| > This is not true because you are imagining a world with strict parsing but where people are still acting as though they have lax parsing. In reality, strict parsing changes the incentives and thus people’s behaviour. Dude I lived in that world. A fair amount of developers explicitly opted into strict parsing rules by choosing to serve XHTML. And yet, those developers who opted into strict parsing messed up their XML generation frequently enough that I, as an end user, was presented with that "XML Parse Error" page on occasion. I don't understand why you'd think all developers would stop messing up if only strict parsing was hoisted upon everyone rather than only those who explicitly opt in. > In your hypothetical world, they are making that syntax error… and just deploying it anyway. No, they're not. In my (non-hypothetical, actually experienced in real life) world of somewhat wide-spread XHTML, I'm assuming that developers would make sites which appeared to work with their test content, but would produce invalid XML in certain situations with some combination of dynamic content or other conditions. Forgetting to escape user content is the obvious case, but there are many ways to screw up HTML/XHTML generation in ways which appear to work during testing. > We have strict syntax almost everywhere. How often do you see a Python syntax error in the backend code? Never, but people don't dynamically generate their Python back-end code based on user content. > How often do you run across an SVG that fails to load because of a syntax error? Never, but people don't typically dynamically generate their SVGs based on user content. Almost all SVGs out there are served as static assets. |
No they didn’t, unless you and I have wildly different definitions of “a fair amount”. The developers who did that were an extreme minority because Internet Explorer, which had >90% market share, didn’t support application/xhtml+xml. It was a curiosity, not something people actually did in non-negligible numbers.

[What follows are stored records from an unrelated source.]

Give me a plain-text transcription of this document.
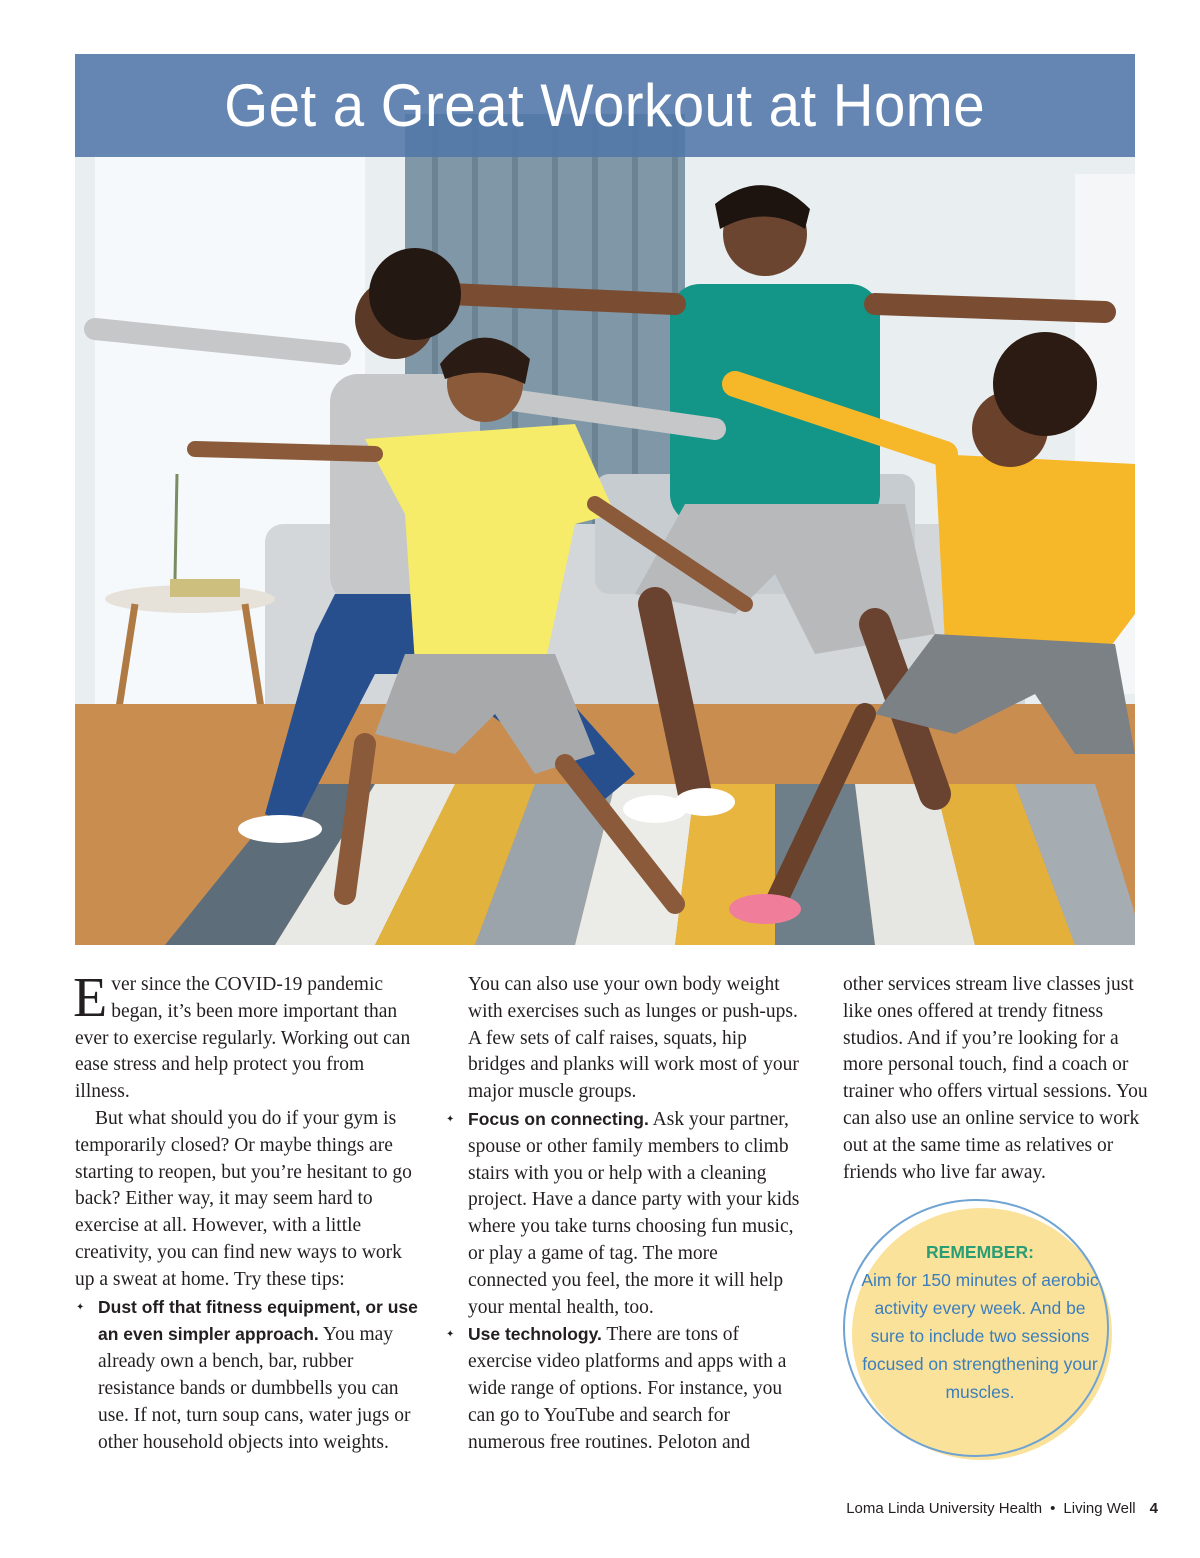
Get a Great Workout at Home

Ever since the COVID-19 pandemic began, it’s been more important than ever to exercise regularly. Working out can ease stress and help protect you from illness.

But what should you do if your gym is temporarily closed? Or maybe things are starting to reopen, but you’re hesitant to go back? Either way, it may seem hard to exercise at all. However, with a little creativity, you can find new ways to work up a sweat at home. Try these tips:

✦ Dust off that fitness equipment, or use an even simpler approach. You may already own a bench, bar, rubber resistance bands or dumbbells you can use. If not, turn soup cans, water jugs or other household objects into weights.
You can also use your own body weight with exercises such as lunges or push-ups. A few sets of calf raises, squats, hip bridges and planks will work most of your major muscle groups.
✦ Focus on connecting. Ask your partner, spouse or other family members to climb stairs with you or help with a cleaning project. Have a dance party with your kids where you take turns choosing fun music, or play a game of tag. The more connected you feel, the more it will help your mental health, too.
✦ Use technology. There are tons of exercise video platforms and apps with a wide range of options. For instance, you can go to YouTube and search for numerous free routines. Peloton and

other services stream live classes just like ones offered at trendy fitness studios. And if you’re looking for a more personal touch, find a coach or trainer who offers virtual sessions. You can also use an online service to work out at the same time as relatives or friends who live far away.

REMEMBER:
Aim for 150 minutes of aerobic activity every week. And be sure to include two sessions focused on strengthening your muscles.
Loma Linda University Health • Living Well 4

And you’re repeating the mistake I explicitly called out. Opting into XHTML parsing does not transport you to a world in which the rest of the world is acting as if you are in a strict parsing world. If you are writing, say, PHP, then that language was still designed for a world with lax HTML parsing no matter how you serve your XHTML. There is far more to the world than just your code and the browser. A world designed for lax parsing is going to be very different to a world designed for strict parsing up and down the stack, not just your code and the browser.

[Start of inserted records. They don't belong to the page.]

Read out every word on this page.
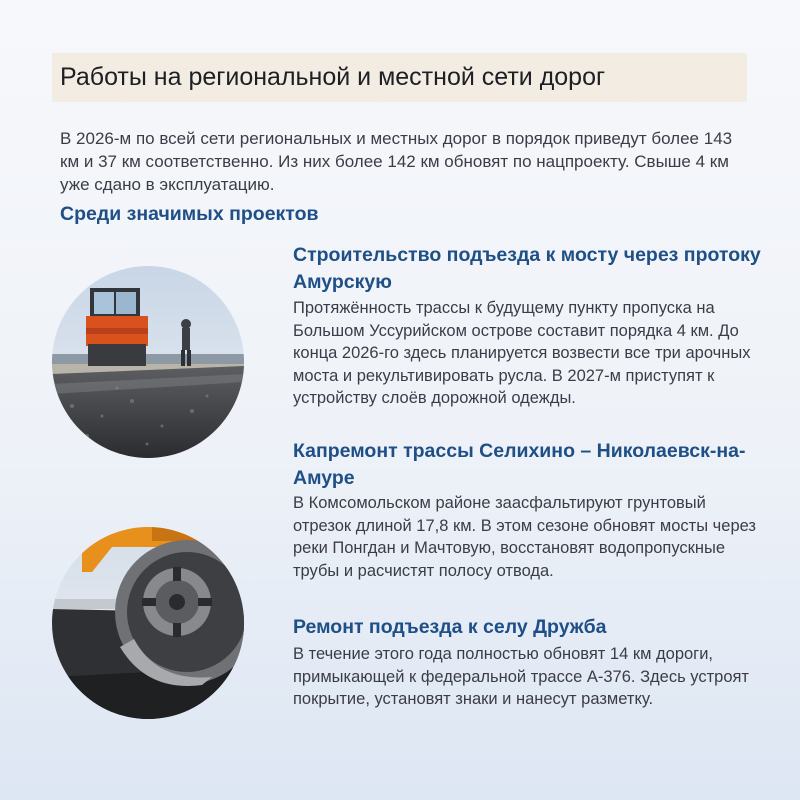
Работы на региональной и местной сети дорог
В 2026-м по всей сети региональных и местных дорог в порядок приведут более 143 км и 37 км соответственно. Из них более 142 км обновят по нацпроекту. Свыше 4 км уже сдано в эксплуатацию.
Среди значимых проектов
Строительство подъезда к мосту через протоку Амурскую
Протяжённость трассы к будущему пункту пропуска на Большом Уссурийском острове составит порядка 4 км. До конца 2026-го здесь планируется возвести все три арочных моста и рекультивировать русла. В 2027-м приступят к устройству слоёв дорожной одежды.
Капремонт трассы Селихино – Николаевск-на-Амуре
В Комсомольском районе заасфальтируют грунтовый отрезок длиной 17,8 км. В этом сезоне обновят мосты через реки Понгдан и Мачтовую, восстановят водопропускные трубы и расчистят полосу отвода.
Ремонт подъезда к селу Дружба
В течение этого года полностью обновят 14 км дороги, примыкающей к федеральной трассе А-376. Здесь устроят покрытие, установят знаки и нанесут разметку.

> I'm assuming that developers would make sites which appeared to work with their test content, but would produce invalid XML in certain situations with some combination of dynamic content or other conditions. Forgetting to escape user content is the obvious case, but there are many ways to screw up HTML/XHTML generation in ways which appear to work during testing.

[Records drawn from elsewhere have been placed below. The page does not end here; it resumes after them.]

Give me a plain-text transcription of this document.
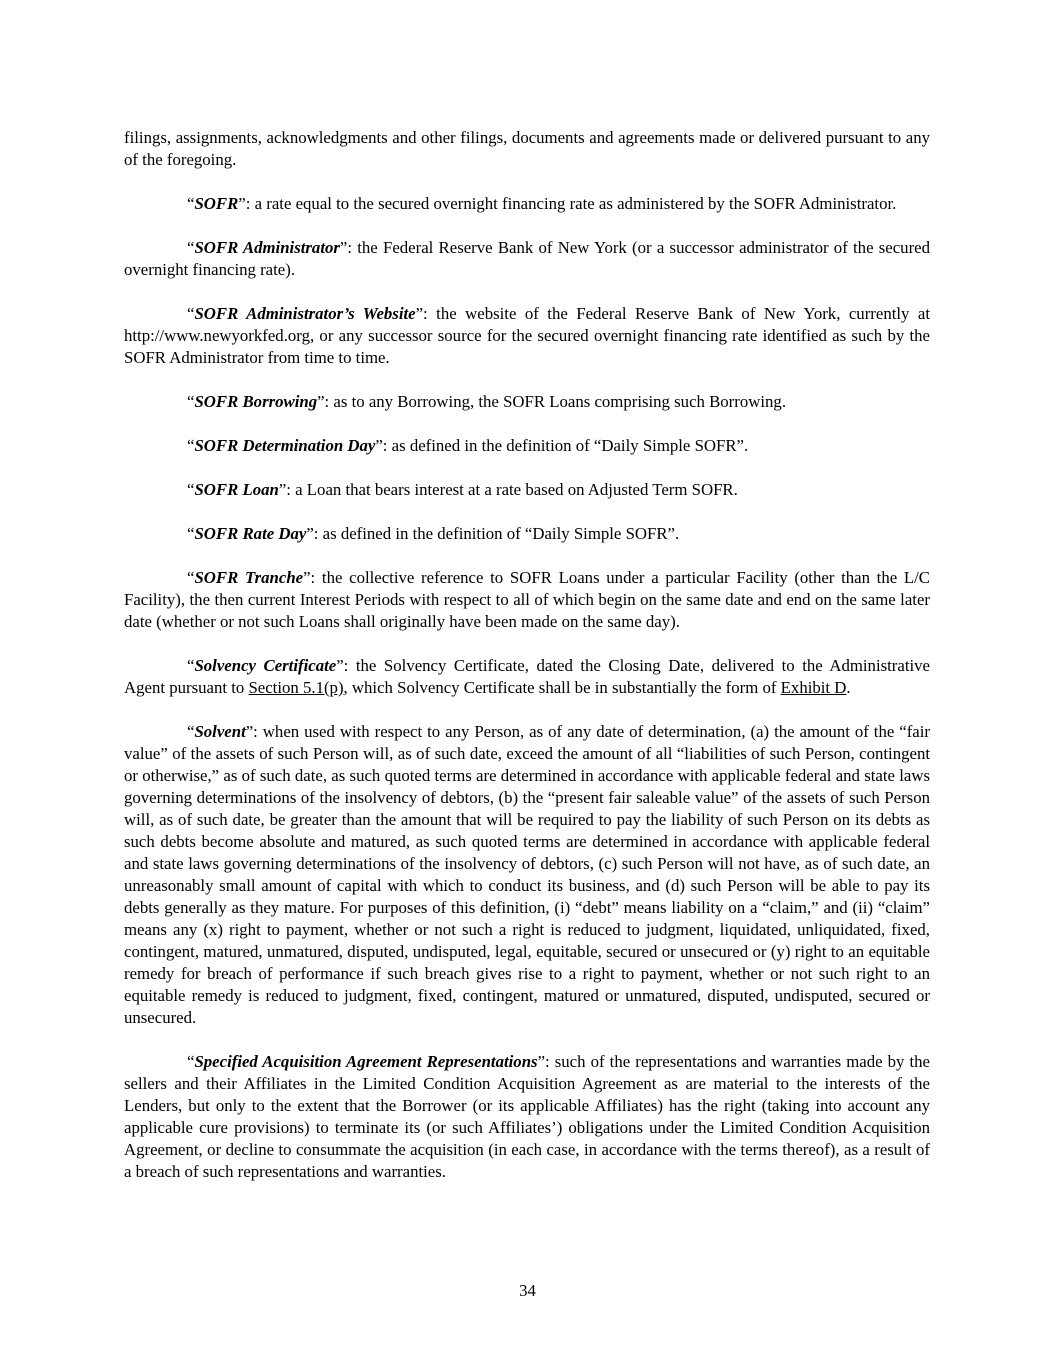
filings, assignments, acknowledgments and other filings, documents and agreements made or delivered pursuant to any of the foregoing.

“SOFR”: a rate equal to the secured overnight financing rate as administered by the SOFR Administrator.

“SOFR Administrator”: the Federal Reserve Bank of New York (or a successor administrator of the secured overnight financing rate).

“SOFR Administrator’s Website”: the website of the Federal Reserve Bank of New York, currently at http://www.newyorkfed.org, or any successor source for the secured overnight financing rate identified as such by the SOFR Administrator from time to time.

“SOFR Borrowing”: as to any Borrowing, the SOFR Loans comprising such Borrowing.

“SOFR Determination Day”: as defined in the definition of “Daily Simple SOFR”.

“SOFR Loan”: a Loan that bears interest at a rate based on Adjusted Term SOFR.

“SOFR Rate Day”: as defined in the definition of “Daily Simple SOFR”.

“SOFR Tranche”: the collective reference to SOFR Loans under a particular Facility (other than the L/C Facility), the then current Interest Periods with respect to all of which begin on the same date and end on the same later date (whether or not such Loans shall originally have been made on the same day).

“Solvency Certificate”: the Solvency Certificate, dated the Closing Date, delivered to the Administrative Agent pursuant to Section 5.1(p), which Solvency Certificate shall be in substantially the form of Exhibit D.

“Solvent”: when used with respect to any Person, as of any date of determination, (a) the amount of the “fair value” of the assets of such Person will, as of such date, exceed the amount of all “liabilities of such Person, contingent or otherwise,” as of such date, as such quoted terms are determined in accordance with applicable federal and state laws governing determinations of the insolvency of debtors, (b) the “present fair saleable value” of the assets of such Person will, as of such date, be greater than the amount that will be required to pay the liability of such Person on its debts as such debts become absolute and matured, as such quoted terms are determined in accordance with applicable federal and state laws governing determinations of the insolvency of debtors, (c) such Person will not have, as of such date, an unreasonably small amount of capital with which to conduct its business, and (d) such Person will be able to pay its debts generally as they mature. For purposes of this definition, (i) “debt” means liability on a “claim,” and (ii) “claim” means any (x) right to payment, whether or not such a right is reduced to judgment, liquidated, unliquidated, fixed, contingent, matured, unmatured, disputed, undisputed, legal, equitable, secured or unsecured or (y) right to an equitable remedy for breach of performance if such breach gives rise to a right to payment, whether or not such right to an equitable remedy is reduced to judgment, fixed, contingent, matured or unmatured, disputed, undisputed, secured or unsecured.

“Specified Acquisition Agreement Representations”: such of the representations and warranties made by the sellers and their Affiliates in the Limited Condition Acquisition Agreement as are material to the interests of the Lenders, but only to the extent that the Borrower (or its applicable Affiliates) has the right (taking into account any applicable cure provisions) to terminate its (or such Affiliates’) obligations under the Limited Condition Acquisition Agreement, or decline to consummate the acquisition (in each case, in accordance with the terms thereof), as a result of a breach of such representations and warranties.

34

Again, you are still making the same mistake of forgetting to consider the second-order effects.
In a world where parsing is strict, a toolchain that produces malformed syntax has a show-stopping bug and would not be considered reliable enough to use. The only reason those kinds of bugs are tolerated is because parsing is lax. Where is all the JSON-generating code that fails to escape values properly? It is super rare because those kinds of problems aren’t tolerated because JSON has strict parsing.